THOR LOVE AND THUNDER (2022)

Le super-héros viking et ses amis affrontent le redoutable « massacreur de dieux » dans cette aventure pseudo-parodique…

THOR LOVE AND THUNDER

 

2022 – USA

 

Réalisé par Taika Waititi

 

Avec Chris Hemsworth, Natalie Portman, Tessa Thompson, Christian Bale, Taika Waititi, Russell Crowe, Chris Pratt

 

THEMA SUPER-HÉROS I MYTHOLOGIE I SAGA MARVEL CINEMATIC UNIVERSE I MARVEL COMICS

La phase IV du Marvel Cinematic Universe aurait pu être celle de l’audace. Sans doute était-ce l’intention et le cahier des charges des cinéastes engagés pour donner un nouveau souffle à une franchise menaçant à tout moment de s’essouffler. Mais de l’audace à l’incongruité, il n’y a qu’un pas que le studio franchit allègrement au mépris de toute rigueur. Entre une prequel vide de sens (Black Widow), des seconds couteaux sans panache (Shang-Chi, Les Eternels), une attraction de fête foraine uniquement conçue pour faire exulter les fans (Spider-Man No Way Home) et un délire horrifique sans queue ni tête (Doctor Strange in the Multiverse of Madness), rien ne va plus au pays des super-héros de l’écurie Marvel. Le viking musclé incarné par Chris Hemsworth avait-il une quelconque chance d’inverser la tendance en créant une heureuse surprise ? Pourquoi pas ? Après tout, Taika Waititi était parvenu à donner un second souffle au dieu du tonnerre en concoctant un Thor Ragnarok impertinent en équilibre permanent entre le premier et le second degré. Le film n’était pas inoubliable mais présentait l’avantage d’apporter un peu de fraîcheur et de folie en un cocktail franchement sympathique. À la tête de Thor Love and Thunder, Waititi entend bien prolonger le plaisir en suivant une voie similaire. Mais la spontanéité un peu insolente de Ragnarok s’est évaporée au profit d’une approche plus calculée, plus consciente et moins sincère. Résultat : tout ce qui faisait mouche cinq ans plus tôt tombe ici lamentablement à plat.

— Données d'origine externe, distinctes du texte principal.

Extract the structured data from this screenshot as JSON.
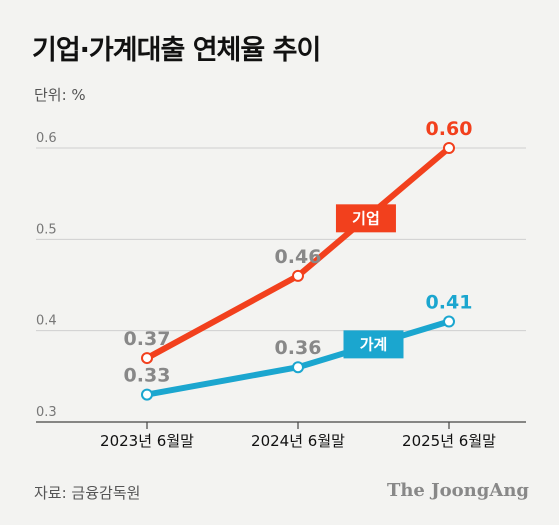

D’emblée, on sent bien que le film cherche maladroitement la bonne tonalité. Tout commence par la mort d’un enfant affamé, sous les yeux de son père perclus de douleur (Christian Bale), puis par l’annonce du cancer incurable de Jane Foster (Natalie Portman) la condamnant sous peu à passer de vie à trépas. Passé ce double prologue tragique, la comédie débridée s’invite sans retenue. Sans doute Taikiki tente-t-il de retrouver l’équilibre fragile qui permettait à James Gunn de passer d’un drame (la mort d’une mère) à une fantaisie débridée (les aventures de Star-Lord et de ses coéquipiers) dans Les Gardiens de la galaxie. Cette tentative hasardeuse de rupture de ton aurait peut-être fonctionné si le scénario co-écrit par le réalisateur et Jennifer Kaytin Robinson s’était construit autour de personnages attachants aux arcs dramatiques solides. Mais les héros de Thor Love and Thunder ne sont que des pions décérébrés sur l’échiquier d’un récit abracadabrant ayant pour seule vocation la multiplication des gags et des morceaux de bravoure.

À Thor et à travers

Bien vite, une sensation de je-m’en-foutisme global entache l’intégralité du long-métrage. Thor s’est mué en une sorte de culturiste lourdaud tellement idiot que chacune de ses répliques semble avoir été écrite pour le Franck Dubosc de Camping ; Natalie Portman n’est clairement pas dans son élément lorsqu’il s’agit de jouer les gros bras ou de débiter des vannes à répétition ; Russell Crowe nous offre une apparition embarrassante en Zeus en jupette à l’accent indéfinissable qui manie sa foudre comme une majorette avec sa baguette ; quant aux Gardiens de la Galaxie, ils jouent les figurants dérisoires et se demandent visiblement ce qu’il font là. Seul Christian Bale semble y croire, s’impliquant à fond dans l’interprétation d’un super-vilain torturé en parfait décalage avec le détachement du reste du casting. Quelques idées amusantes ponctuent certes le métrage, comme New Asgard mué en village pour touristes (avec l’apparition de Matt Damon, Luke Hemsworth, Sam Neill et Melissa McCarthy en acteurs de théâtre) ou cette coloration « heavy metal » qui nimbe la totalité du film, notamment à travers l’utilisation de plusieurs morceaux de Guns N’Roses. Mais c’est bien insuffisant pour évacuer le sentiment de vide sidéral qui s’empare des spectateurs face à ce spectacle navrant.